Her playfulness slowly fell away, and she buried her face in my back.
“I guess I should tell you,” she said, her voice muffled.
“You don’t have to if you don’t want to.”
“I want to,” she whispered. “I want you to know everything about me.” She wrapped her arms around my torso in a tight hug.
“Though I don’t think there’s much to tell,” she continued. “You noticed I’m much younger than my siblings. Elena is sixteen or seventeen years older, and the twins are thirteen years older.”
She pulled me into bed, making herself into the smallest big spoon. That wouldn’t do, so I turned around and tickled her until she learned her place as little spoon. She giggled and struggled but ultimately gave up.
“Meanie,” she said, blowing a raspberry at me. “Anyway ... I was an accident. Dad had a vasectomy after the twins. Turns out that it can just heal sometimes. They weren’t really ready for more kids, not with three teenagers, plus whatever was going on with Elena at the time.”
“What is up with that, by the way?” I asked. “I tried to get Milo to tell me, but he clamped that machinegun-mouth of his shut the moment I brought up the topic.”
“I don’t know,” Luz admitted. “They won’t tell me either. Or anyone. Natalie doesn’t know, and I’m pretty sure Esteban doesn’t either.”
“Sounds serious ... and strange.” Mostly strange.
“Yeah...” She nodded. “But anyway, they weren’t ready for me. And they were especially not ready for me to not be like the others. I didn’t like going outside, playing with other children, or being around a lot of noise. I liked painting and reading and music ... I wasn’t good at studying or sports. I wasn’t even very good at painting...”
“You are, honey,” I said firmly.
“Not make money good,” she lamented, snuggling closer to me. “I’ve never been good at anything. While Ligaya and Milo are good at everything. Milo was in a band when he was in college. He was offered a record deal but turned it down. Ligaya won a national research prize in engineering.
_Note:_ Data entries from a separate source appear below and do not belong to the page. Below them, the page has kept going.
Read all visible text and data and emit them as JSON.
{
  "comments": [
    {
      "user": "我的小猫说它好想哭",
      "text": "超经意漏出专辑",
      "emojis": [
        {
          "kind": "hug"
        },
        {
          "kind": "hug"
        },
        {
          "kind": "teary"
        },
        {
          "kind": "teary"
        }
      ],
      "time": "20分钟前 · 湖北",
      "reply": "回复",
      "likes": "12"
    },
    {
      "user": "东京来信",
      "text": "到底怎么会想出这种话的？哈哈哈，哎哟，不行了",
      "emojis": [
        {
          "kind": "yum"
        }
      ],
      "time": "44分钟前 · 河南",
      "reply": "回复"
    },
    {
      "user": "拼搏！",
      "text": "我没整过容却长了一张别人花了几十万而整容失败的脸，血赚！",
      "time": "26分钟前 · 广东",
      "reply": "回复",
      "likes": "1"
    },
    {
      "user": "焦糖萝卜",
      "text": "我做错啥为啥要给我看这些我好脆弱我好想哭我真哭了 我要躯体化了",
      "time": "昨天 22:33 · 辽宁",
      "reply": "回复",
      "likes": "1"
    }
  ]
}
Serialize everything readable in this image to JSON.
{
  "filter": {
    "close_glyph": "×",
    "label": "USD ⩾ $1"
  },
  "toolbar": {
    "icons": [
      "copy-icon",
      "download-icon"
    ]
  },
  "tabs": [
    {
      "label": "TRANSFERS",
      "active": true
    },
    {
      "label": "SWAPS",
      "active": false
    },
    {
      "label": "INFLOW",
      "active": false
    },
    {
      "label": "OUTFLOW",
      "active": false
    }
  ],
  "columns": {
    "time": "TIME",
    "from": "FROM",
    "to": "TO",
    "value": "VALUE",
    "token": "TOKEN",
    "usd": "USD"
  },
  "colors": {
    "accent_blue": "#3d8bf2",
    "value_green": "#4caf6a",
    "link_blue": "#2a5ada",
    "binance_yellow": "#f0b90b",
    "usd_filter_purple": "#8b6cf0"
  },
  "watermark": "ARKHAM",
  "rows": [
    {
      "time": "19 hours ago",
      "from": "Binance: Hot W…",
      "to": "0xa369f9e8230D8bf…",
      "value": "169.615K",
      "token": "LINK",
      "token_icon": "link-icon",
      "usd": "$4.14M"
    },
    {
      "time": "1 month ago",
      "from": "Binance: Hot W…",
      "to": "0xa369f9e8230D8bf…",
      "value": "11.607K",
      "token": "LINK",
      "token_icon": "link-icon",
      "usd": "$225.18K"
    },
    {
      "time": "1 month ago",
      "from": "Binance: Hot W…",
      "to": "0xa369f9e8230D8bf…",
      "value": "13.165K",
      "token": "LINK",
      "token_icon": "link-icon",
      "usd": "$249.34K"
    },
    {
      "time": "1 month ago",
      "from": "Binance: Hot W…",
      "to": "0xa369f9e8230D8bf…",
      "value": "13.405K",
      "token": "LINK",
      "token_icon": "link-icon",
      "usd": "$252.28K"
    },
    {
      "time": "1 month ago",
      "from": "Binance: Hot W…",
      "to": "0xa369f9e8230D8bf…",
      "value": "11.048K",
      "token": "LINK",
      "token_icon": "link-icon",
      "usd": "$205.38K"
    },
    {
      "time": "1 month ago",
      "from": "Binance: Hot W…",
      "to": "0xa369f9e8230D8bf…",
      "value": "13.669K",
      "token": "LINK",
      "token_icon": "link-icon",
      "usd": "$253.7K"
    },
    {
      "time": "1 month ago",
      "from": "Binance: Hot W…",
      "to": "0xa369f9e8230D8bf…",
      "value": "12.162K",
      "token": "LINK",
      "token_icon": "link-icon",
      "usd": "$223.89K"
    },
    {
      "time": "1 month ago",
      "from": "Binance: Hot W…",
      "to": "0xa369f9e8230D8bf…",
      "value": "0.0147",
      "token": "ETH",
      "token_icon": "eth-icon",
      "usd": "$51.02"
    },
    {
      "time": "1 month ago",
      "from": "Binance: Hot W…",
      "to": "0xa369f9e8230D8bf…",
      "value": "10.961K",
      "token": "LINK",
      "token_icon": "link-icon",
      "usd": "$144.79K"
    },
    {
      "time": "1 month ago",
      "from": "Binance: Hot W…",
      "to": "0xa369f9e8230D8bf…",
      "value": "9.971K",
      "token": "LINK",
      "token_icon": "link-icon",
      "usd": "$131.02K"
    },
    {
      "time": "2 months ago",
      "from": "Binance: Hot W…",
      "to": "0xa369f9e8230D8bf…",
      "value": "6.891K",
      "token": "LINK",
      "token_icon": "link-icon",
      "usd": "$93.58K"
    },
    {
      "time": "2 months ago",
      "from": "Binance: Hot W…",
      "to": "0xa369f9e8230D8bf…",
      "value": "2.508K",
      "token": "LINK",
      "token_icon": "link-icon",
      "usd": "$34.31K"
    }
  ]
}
She was part of a big reconstruction effort for one of the ports here in the city when she was my age.”
“That doesn’t mean you’re worth less than them, Luz,” I said.
“Sometimes, when you say that, I really believe it. Even if just for a little while.”
“Then I’ll say it more often.” I hugged her closer. She turned to face me and purred against my chest, kissing me through my shirt.
“Mama and Tatay just couldn’t deal with me. They didn’t know how,” she continued. “I threw a lot of tantrums and cried at nothing. I didn’t get along with any kids, and all I wanted was to stay inside with my drawings.” She sighed. “Tatay couldn’t help, and Mama couldn’t not help. I resented her so much, volunteering me for things that I didn’t want to do all the time ... I’m so glad she did, though,” she said, hugging me back.